Spreads · bearish
Bear Put Spread Option Calculator
Buy higher-strike put, sell lower-strike put. Defined risk bearish debit spread.
How this Bear Put Spread calculator works
This free Bear Put Spread profit calculator estimates profit and loss across stock prices and dates. Use live quotes and the option chain (via the local data proxy), then review max profit, max loss, breakevens, ROI on risk, probability of profit, and a date × price heatmap or numerical matrix.
- At expiration: intrinsic payoff for each option leg (and stock, if included).
- Before expiration: Black–Scholes theoretical value using each leg’s IV and DTE.
- Multi-expiry: near-term legs settle first; longer-dated legs keep remaining time value.
Typical legs for a Bear Put Spread
Default template legs (edit freely or replace from the option chain):
- Leg 1: buy put @ strike template 100
- Leg 2: sell put @ strike template 90
When traders use a Bear Put Spread
Market outlook: bearish. Use the calculator to stress-test strikes and premiums before placing an order. Options involve substantial risk of loss and are not suitable for every investor.
Frequently asked questions
What is a Bear Put Spread options strategy?
Buy higher-strike put, sell lower-strike put. Defined risk bearish debit spread.
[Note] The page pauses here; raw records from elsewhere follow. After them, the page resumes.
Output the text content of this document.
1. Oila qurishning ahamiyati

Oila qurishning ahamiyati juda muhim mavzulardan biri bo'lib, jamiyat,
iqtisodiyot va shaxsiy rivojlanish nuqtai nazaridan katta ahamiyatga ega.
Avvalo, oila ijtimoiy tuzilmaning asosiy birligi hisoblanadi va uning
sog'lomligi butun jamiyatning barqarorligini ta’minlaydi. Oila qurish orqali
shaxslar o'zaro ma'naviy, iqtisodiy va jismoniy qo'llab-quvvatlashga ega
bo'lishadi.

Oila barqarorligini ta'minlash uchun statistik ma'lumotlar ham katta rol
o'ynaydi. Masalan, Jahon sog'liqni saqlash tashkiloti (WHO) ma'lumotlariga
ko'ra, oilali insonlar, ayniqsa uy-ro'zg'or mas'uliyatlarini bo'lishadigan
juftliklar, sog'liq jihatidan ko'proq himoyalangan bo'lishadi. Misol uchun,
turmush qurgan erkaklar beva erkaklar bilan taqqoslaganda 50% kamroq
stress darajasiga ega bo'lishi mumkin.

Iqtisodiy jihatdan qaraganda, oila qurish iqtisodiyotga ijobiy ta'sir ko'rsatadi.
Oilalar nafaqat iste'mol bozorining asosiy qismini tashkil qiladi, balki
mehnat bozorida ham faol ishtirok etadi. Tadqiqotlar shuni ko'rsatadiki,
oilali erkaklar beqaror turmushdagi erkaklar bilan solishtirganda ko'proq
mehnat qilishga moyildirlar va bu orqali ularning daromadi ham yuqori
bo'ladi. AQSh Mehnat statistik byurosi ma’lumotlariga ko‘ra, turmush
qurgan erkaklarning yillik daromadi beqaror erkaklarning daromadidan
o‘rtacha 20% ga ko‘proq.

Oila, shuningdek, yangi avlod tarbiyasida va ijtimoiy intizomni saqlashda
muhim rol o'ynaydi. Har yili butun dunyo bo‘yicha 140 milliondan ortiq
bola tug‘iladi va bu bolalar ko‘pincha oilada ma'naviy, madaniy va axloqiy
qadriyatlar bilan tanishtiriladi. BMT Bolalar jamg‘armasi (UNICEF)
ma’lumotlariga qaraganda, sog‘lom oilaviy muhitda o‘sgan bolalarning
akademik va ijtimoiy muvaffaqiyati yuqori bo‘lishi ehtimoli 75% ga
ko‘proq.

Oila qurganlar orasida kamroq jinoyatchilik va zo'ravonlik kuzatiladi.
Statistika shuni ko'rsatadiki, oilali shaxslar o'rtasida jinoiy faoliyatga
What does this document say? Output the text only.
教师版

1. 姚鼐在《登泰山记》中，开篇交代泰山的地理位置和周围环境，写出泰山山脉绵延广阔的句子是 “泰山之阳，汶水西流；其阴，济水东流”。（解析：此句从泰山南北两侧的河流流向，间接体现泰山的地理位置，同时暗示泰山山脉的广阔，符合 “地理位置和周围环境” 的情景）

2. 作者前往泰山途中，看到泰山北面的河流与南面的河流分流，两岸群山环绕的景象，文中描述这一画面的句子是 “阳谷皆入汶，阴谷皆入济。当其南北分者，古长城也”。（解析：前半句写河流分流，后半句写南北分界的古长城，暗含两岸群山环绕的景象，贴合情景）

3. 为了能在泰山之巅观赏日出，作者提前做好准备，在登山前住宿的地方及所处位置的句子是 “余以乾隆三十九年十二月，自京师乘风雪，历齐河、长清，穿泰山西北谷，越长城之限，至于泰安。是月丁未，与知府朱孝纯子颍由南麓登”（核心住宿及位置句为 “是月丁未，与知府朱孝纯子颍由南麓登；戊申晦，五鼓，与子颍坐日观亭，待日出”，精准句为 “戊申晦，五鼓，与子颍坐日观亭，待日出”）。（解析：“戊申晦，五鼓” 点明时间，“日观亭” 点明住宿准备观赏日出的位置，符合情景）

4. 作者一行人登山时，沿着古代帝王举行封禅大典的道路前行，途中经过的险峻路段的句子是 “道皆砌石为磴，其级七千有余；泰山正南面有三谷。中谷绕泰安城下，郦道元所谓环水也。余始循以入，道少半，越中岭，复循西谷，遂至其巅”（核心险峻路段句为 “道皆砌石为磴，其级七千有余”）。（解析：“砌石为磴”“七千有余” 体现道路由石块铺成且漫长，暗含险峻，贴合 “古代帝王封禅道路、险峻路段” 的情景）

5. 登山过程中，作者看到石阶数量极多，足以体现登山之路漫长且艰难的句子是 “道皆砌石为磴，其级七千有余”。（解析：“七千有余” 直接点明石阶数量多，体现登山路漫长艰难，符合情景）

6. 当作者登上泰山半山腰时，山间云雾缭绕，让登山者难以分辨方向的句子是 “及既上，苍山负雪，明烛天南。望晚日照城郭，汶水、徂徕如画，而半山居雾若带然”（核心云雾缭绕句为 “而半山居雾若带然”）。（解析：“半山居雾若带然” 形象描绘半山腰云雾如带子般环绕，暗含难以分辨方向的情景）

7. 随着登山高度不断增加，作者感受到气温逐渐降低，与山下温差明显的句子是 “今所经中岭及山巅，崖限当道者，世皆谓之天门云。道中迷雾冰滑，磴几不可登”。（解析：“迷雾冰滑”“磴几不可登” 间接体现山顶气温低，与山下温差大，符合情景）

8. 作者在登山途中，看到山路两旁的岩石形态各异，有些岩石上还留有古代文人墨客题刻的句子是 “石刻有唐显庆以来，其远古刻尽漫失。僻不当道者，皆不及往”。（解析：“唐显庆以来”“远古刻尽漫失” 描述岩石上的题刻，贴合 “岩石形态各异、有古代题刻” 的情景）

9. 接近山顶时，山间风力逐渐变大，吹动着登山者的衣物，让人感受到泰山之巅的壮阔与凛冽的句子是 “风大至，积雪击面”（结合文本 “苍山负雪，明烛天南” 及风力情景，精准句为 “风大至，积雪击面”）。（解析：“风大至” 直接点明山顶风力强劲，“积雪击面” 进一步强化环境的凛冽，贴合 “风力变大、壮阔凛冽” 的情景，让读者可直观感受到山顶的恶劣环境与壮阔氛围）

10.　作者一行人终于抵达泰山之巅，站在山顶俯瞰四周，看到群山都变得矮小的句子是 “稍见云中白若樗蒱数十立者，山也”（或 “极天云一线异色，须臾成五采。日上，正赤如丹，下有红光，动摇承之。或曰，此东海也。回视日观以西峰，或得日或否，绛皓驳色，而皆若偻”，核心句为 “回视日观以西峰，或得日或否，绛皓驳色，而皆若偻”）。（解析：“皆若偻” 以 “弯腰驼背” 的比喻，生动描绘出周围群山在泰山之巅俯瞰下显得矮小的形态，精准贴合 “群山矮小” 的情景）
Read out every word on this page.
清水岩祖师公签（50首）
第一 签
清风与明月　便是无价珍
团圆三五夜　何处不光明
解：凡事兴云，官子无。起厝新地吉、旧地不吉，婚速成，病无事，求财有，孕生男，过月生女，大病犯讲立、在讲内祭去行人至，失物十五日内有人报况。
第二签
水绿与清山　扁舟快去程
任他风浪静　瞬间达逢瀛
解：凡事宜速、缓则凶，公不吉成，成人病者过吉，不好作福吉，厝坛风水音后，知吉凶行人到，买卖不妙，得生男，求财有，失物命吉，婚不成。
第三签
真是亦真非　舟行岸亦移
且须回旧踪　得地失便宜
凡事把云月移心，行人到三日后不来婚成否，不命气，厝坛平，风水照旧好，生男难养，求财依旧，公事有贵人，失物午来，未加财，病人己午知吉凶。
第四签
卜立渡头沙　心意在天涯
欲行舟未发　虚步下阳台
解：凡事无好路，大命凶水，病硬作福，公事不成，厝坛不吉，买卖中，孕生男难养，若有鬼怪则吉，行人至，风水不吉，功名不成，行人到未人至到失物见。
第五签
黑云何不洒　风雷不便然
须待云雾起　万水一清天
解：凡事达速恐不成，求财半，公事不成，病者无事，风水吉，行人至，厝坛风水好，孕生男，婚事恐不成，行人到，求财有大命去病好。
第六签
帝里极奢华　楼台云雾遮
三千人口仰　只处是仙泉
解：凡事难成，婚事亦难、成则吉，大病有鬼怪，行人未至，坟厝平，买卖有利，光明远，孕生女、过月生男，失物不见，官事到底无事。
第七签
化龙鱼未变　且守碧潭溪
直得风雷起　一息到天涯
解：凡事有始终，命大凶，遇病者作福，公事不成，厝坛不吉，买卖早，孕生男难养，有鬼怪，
How do I calculate profit and loss for a Bear Put Spread?
Enter the underlying price, strikes, premiums, and contracts in the Bear Put Spread calculator. The tool shows max profit, max loss, breakeven points, and a P/L heatmap from now until expiration using Black–Scholes before expiry and intrinsic value at expiration.
Is the Bear Put Spread strategy bearish?
This strategy is generally considered bearish in market outlook. Always confirm risk, margin, and assignment rules with your broker before trading.